Rhys Turrell confirmed Manchester City attracted the most outright interest as second favourites behind Liverpool. Manchester United placed second in bet volume. More punters backed Aston Villa than Arsenal at the outset. Sunderland’s optimistic support suggested many hoped they might ‘do a Leicester’.
Despite a solid start their underlying data remained weak. They still went off at big prices such as 21/10 at home to Brentford, 4/1 at Forest and 12/5 at home to Newcastle. The run created plenty of winning bets for sharp punters but likely ruined more accumulators along the way.
Relegation Markets and Competitive Balance: Promoted Sides Heavily Backed to Go Down
James Mackie reported that punters viewed the three promoted clubs as most likely to be relegated. Burnley carried a 74% chance, Sunderland 68% and Leeds 38% according to Betfair Exchange odds.
Manchester City saw their relegation probability reach 25% at points amid ongoing speculation around financial charges. That figure alone highlights how external factors can move markets even for established powers.
Steve Freeth pushed back on the idea that pricing has become one-sided. The gap has narrowed over the years. Middle-tier teams sit closer to the traditional Big Six than a decade ago. A motivated Manchester United went off at 8/11 at home to Leeds last month. That price would have been considerably shorter in prior seasons.

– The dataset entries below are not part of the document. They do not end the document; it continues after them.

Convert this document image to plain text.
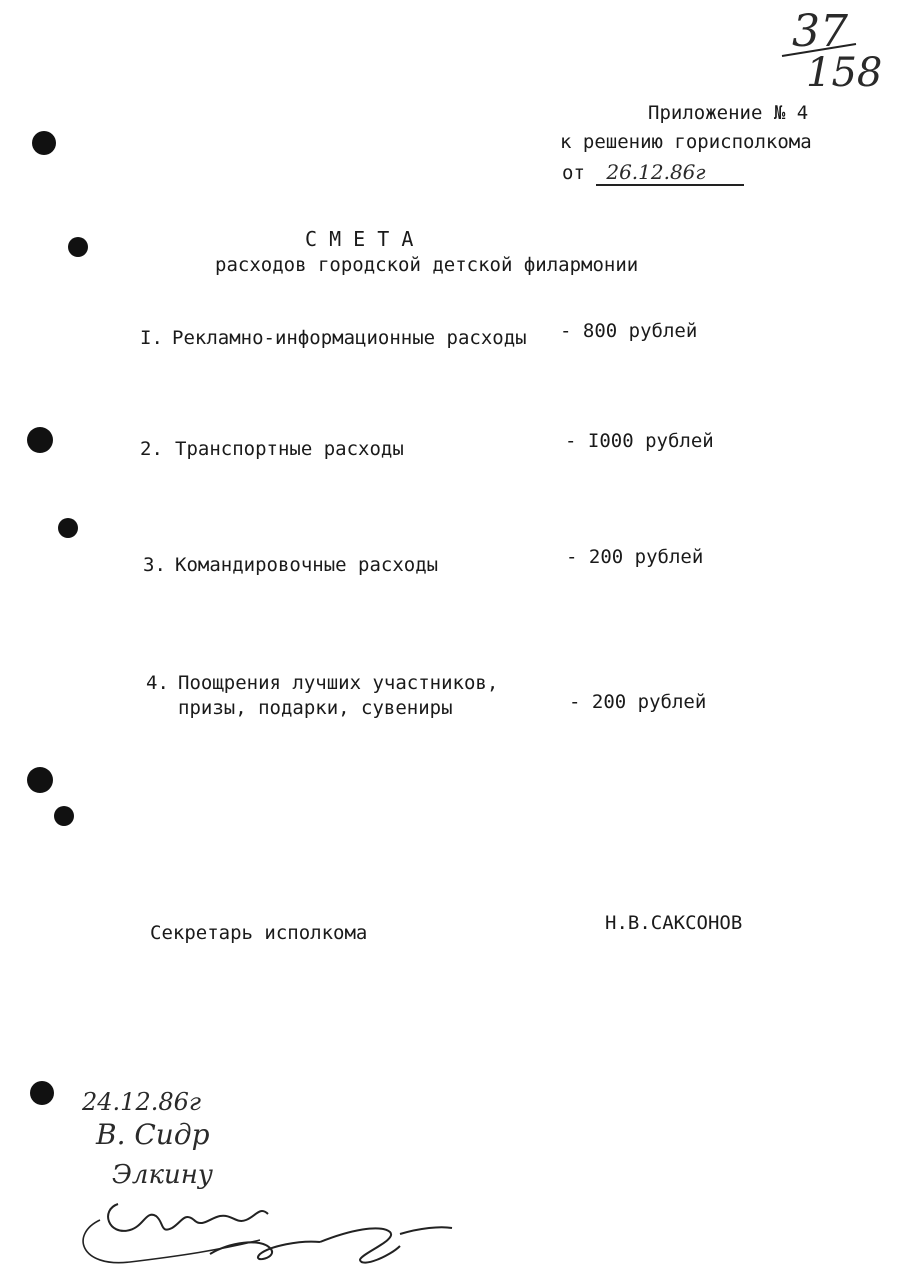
37
158
Приложение № 4
к решению горисполкома
от 26.12.86г
С М Е Т А
расходов городской детской филармонии
I. Рекламно-информационные расходы - 800 рублей
2. Транспортные расходы	- I000 рублей
3. Командировочные расходы	- 200 рублей
4. Поощрения лучших участников,
призы, подарки, сувениры	- 200 рублей
Секретарь исполкома	Н.В.САКСОНОВ
24.12.86г
В. Сидр
Элкину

Greater availability of performance metrics has helped both bookmakers and bettors. The Big Six have not dominated match ratings for a number of years. This evolution changes how trading desks build their football books.
One risk in these reflections is over-reading single-season noise. A promoted side’s early form or a star striker’s dip can distort volumes without changing long-term structural edges. Operators must separate sustainable patterns from temporary spikes when planning the next campaign.
The Bottom Line
After eighteen years across iGaming and sportsbook operations the patterns here feel familiar. Pre-season hype on underdogs like Sunderland creates liability that must be managed carefully while star-player markets such as the Golden Boot remain dominated by a handful of names. The data shows markets are getting sharper rather than more one-sided. Operators should watch how quickly the Arsenal success reprices next season’s outrights and whether promoted-side optimism returns in 2026/27. Getting the balance right between volume and true probability will separate the sharp books from the rest.